Depuis le printemps 2009, à la suite des puissantes envolées et dégringolades des cours du pétrole brut dans le monde, nous avons tous assisté durant quatre ans à une reprise des consommations de produits raffinés, plus ou moins agrémentées de biocarburants tant décriés par certains et pourtant si utiles dans l’échafaudage du bilan mondial des consommations de carburants liquides. Consommations tirées par les appels chinois et plus globalement asiatiques sur fond d’une profonde vague de développement et d’urbanisation de ces régions du monde.

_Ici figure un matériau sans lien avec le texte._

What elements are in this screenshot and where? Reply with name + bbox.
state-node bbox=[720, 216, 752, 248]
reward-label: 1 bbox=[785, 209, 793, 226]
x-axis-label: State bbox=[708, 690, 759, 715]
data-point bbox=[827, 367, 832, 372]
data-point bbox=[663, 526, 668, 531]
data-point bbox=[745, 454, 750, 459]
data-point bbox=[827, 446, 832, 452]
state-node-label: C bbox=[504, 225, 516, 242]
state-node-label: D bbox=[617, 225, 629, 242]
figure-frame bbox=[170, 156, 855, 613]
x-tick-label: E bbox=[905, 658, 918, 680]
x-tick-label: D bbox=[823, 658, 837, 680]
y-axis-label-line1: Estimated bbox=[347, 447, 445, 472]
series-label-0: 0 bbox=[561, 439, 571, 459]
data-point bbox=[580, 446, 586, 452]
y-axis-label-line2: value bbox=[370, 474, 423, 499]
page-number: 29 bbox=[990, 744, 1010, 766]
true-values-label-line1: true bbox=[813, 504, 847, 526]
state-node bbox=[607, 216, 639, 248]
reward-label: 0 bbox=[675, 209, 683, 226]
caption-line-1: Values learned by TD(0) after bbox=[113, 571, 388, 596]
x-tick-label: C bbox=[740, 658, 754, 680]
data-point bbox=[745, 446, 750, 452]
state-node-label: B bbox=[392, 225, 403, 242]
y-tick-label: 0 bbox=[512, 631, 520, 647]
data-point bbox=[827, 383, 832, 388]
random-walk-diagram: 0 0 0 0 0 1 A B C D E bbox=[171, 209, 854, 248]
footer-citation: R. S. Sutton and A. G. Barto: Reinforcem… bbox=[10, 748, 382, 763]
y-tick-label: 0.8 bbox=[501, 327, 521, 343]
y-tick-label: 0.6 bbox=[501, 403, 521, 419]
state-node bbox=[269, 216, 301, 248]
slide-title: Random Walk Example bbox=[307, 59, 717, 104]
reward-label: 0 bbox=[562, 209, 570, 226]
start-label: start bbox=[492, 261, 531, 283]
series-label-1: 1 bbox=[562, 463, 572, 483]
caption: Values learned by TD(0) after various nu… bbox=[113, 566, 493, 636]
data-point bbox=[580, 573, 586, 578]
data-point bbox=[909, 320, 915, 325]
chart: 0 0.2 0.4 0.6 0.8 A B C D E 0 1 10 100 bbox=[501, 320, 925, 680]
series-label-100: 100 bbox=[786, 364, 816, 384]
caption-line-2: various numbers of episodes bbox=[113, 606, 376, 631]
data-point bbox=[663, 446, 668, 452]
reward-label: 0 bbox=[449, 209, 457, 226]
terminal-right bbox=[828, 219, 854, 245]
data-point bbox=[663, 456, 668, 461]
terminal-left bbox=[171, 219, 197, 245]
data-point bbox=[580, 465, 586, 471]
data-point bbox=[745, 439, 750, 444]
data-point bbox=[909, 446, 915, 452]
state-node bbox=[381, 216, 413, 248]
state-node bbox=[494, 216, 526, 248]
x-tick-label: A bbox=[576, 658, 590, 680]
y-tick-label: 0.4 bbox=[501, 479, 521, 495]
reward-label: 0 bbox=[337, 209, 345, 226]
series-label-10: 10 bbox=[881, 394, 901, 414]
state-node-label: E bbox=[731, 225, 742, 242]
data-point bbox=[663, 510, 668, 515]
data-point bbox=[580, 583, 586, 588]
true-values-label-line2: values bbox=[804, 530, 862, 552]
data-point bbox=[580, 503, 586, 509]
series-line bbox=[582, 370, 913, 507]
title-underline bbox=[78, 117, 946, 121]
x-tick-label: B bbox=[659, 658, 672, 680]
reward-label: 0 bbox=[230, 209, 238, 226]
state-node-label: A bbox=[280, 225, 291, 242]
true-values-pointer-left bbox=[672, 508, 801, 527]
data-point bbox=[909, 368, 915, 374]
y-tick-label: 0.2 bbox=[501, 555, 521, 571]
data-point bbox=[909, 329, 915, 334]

Les besoins mondiaux de ces produits sont passés depuis le plus bas de début 2009, de 84 millions de barils par jour à quelques 90 millions de barils par jour en ce début 2013 (Voir les excellentes courbes moyennes publiées par Stuart Staniford qu’il appelle « oil supplies » et qui sont, en bon français, des consommations mondiales de dérivés pétroliers liquides et autres biocarburants). Ces données affichent une croissance moyenne annuelle de 1,5 million de barils par jour avec une tendance à se tasser sous la pression des prix, précieux support à la progression de l’efficacité énergétique des processus (transport terrestre, aérien, maritime, raffinage, chimie, etc.).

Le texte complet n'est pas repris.